Gold Medal Wine Club has been working with Bruce Newlan for over a year now, to be able to feature his outstanding award-winning 1987 Cabernet Sauvignon and 1991 Chardonnay. Both wines have been off the market for quite some time, so it is very likely we are the only source for either of these outstanding wines. Their 1987 Cabernet has had the benefit of extended bottle aging. It is well balanced, very smooth and very drinkable right now. Their 1991 Chardonnay is “one of the best we’ve ever made,” says Bruce Newlan. One taste of this superb wine will convince members of that.

We hope you enjoy this month’s special selection of wines from Newlan Winery.

Bruce Newlan

A love of farming was instilled in Bruce Newlan at an early age. As a young boy, he enjoyed working in his uncle’s vineyards in Fresno during summer vacations. His Dad was a farm owner also, and in the back of Bruce’s mind, he too, would some day be involved in farming.

Bruce was born and raised in Long Beach, California, and attended college at Fresno State. Despite his penchant for farming he decided to study physics and electronics and graduated with an engineering degree. Ironically, Fresno State was well known for their enology program, but at the time Bruce had no idea the impact that winemaking would have on his life.

Engineer, Physicist, Ham Radio Operator, Pilot, Navy Captain, Farmer, Winemaker—Bruce has always enjoyed meticulous tasks that involve creating, and concocting. Ever since he can remember he has liked to tinker with things—taking things apart and putting them back together again. A never ending curiosity about how things worked. It is this need-to-figure-things-out mentality that has driven Bruce to excel in an variety of divergent but somehow related careers, hobbies and interests throughout his life.

Right out of college Bruce joined the Navy, where he was on active duty for five years. Out of the Navy, he was immediately recruited by aerospace company, Lockheed, as an aerospace engineer. There he was intimately involved with strategic Navy programs such as Polaris and Trident.

It was in the mid-nineteen sixties during his career at Lockheed when he began to feel a tug back to his farming roots. His friends had introduced him to fine wines a few years earlier and true to his nature, it had piqued an intense curiosity. He soon began to dabble in home-winemaking, helping to satisfy his natural urge to figure it out. This new-found, inexact science of winemaking fed his compulsion to experiment and concoct things. He soon decided that to actually grow grapes himself, would not only afford him a reasonable living but allow him to get back on the farm where he longed to be.

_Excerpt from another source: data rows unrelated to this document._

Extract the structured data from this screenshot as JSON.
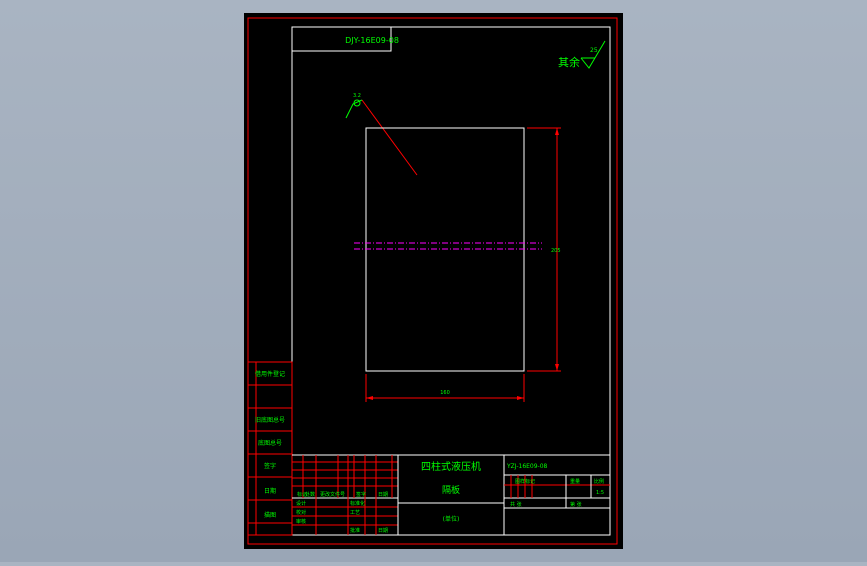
{
  "drawing": {
    "top_tag": "DJY-16E09-08",
    "roughness_text": "其余",
    "roughness_value": "25",
    "surface_note": "3.2",
    "dim_width": "160",
    "dim_height": "205",
    "title_machine": "四柱式液压机",
    "title_part": "隔板",
    "title_company": "(单位)",
    "drawing_code": "YZJ-16E09-08",
    "material_label": "图样标记",
    "weight_label": "重量",
    "scale_label": "比例",
    "scale_value": "1:5",
    "sheet_total_label": "共  张",
    "sheet_label": "第  张"
  },
  "side_labels": [
    "借用件登记",
    "旧底图总号",
    "底图总号",
    "签字",
    "日期",
    "描图"
  ],
  "revision_labels": [
    "标记",
    "处数",
    "更改文件号",
    "签字",
    "日期"
  ],
  "sign_labels": [
    "设计",
    "校对",
    "审核",
    "标准化",
    "工艺",
    "批准",
    "日期"
  ],
  "colors": {
    "background": "#000000",
    "frame": "#ff0000",
    "geometry": "#ffffff",
    "text": "#00ff00",
    "centerline": "#ff00ff",
    "leader": "#ff0000"
  }
}
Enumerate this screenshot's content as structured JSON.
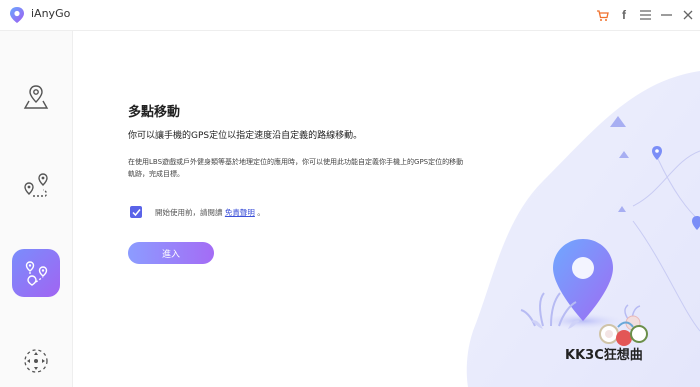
{
  "app": {
    "name": "iAnyGo"
  },
  "main": {
    "title": "多點移動",
    "subtitle": "你可以讓手機的GPS定位以指定速度沿自定義的路線移動。",
    "description": "在使用LBS遊戲或戶外健身類等基於地理定位的應用時，你可以使用此功能自定義你手機上的GPS定位的移動軌跡，完成目標。",
    "agree_prefix": "開始使用前，請閱讀",
    "agree_link": "免責聲明",
    "agree_suffix": "。",
    "enter_label": "進入"
  },
  "watermark": {
    "text": "KK3C狂想曲"
  },
  "colors": {
    "accent": "#7a8dfc",
    "accent2": "#a164f2",
    "cart": "#f0712c",
    "link": "#3b4fd8"
  },
  "icons": {
    "titlebar": [
      "cart-icon",
      "facebook-icon",
      "menu-icon",
      "minimize-icon",
      "close-icon"
    ]
  }
}
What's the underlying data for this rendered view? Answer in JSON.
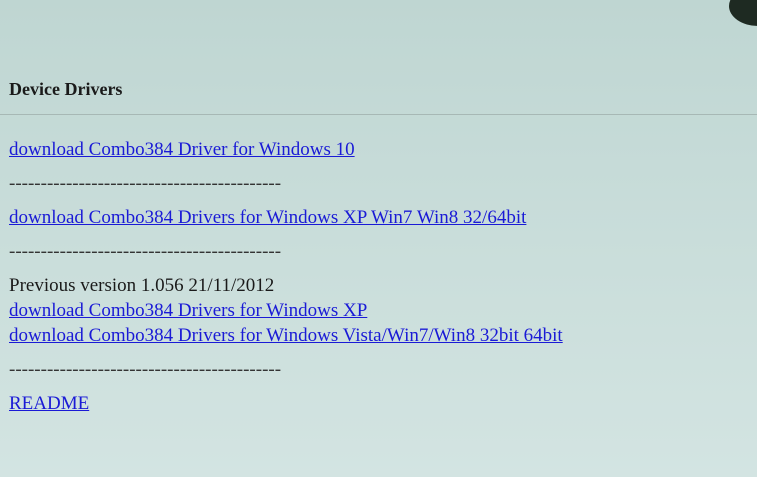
{
  "section": {
    "title": "Device Drivers"
  },
  "links": {
    "win10": "download  Combo384 Driver for Windows 10",
    "xp_win7_win8": "download  Combo384 Drivers for Windows XP Win7 Win8 32/64bit",
    "xp": "download  Combo384 Drivers for Windows XP",
    "vista_win7_win8": "download  Combo384 Drivers for Windows Vista/Win7/Win8 32bit 64bit",
    "readme": "README"
  },
  "separator": "-------------------------------------------",
  "previous_version": "Previous version 1.056 21/11/2012"
}
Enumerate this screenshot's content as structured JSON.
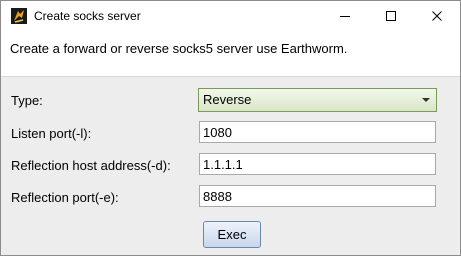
{
  "window": {
    "title": "Create socks server",
    "icon": "earthworm-app-icon"
  },
  "description": "Create a forward or reverse socks5 server use Earthworm.",
  "form": {
    "type": {
      "label": "Type:",
      "value": "Reverse"
    },
    "listen_port": {
      "label": "Listen port(-l):",
      "value": "1080"
    },
    "reflection_host": {
      "label": "Reflection host address(-d):",
      "value": "1.1.1.1"
    },
    "reflection_port": {
      "label": "Reflection port(-e):",
      "value": "8888"
    }
  },
  "exec_label": "Exec"
}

In the 1960’s, the only logical place to buy land to grow grapes for winemaking was in the Napa Valley. After an extensive search, in 1967 Bruce bought 13½ acres just north of the town of Napa. Lockheed was his security blanket though. He would never leave his career as an engineer unless he was sure the grape growing business would pan out.

For the next seven years Bruce and his wife Jonette, (whom he met in college), commuted to Napa Valley on the weekends to tend the farm. Then it was back to Sunnyvale during the week to work at his ‘real” job and rest up for the next weekend!

In 1974, Bruce and Jonette decided it was time to take the plunge. The season earlier they had earned more money selling off their grape crop than Bruce was making at Lockheed. ‘We bootstrapped this place,” said a proud Bruce Newlan. ‘The money came from working hard at Lockheed, and our only partner is the bank,” he added.

After almost thirty years of grape growing and close to twenty years making wine—Bruce Newlan, his wife Jonette, and their sons, Dan, Jim and Glen, have earned well deserved respect in the Napa community. Their kind of operation is a dying breed—a family-owned, family-operated vineyard and winery in the Napa Valley. In a time of frequent takeovers and bankruptcies, Newlan Vineyard and Winery remains a solid entity.

Newlan wines are consistently top medal winners and internationally acclaimed year after year. In fact in 1988, at the International Wine and Spirits Competition held in London, Newlan wines earned three out of four trophies awarded to United States wineries.

Looking back at his long and successful career in the wine industry, Bruce Newlan says ‘The only thing I regret is not making the missiles-to-wine switch earlier!”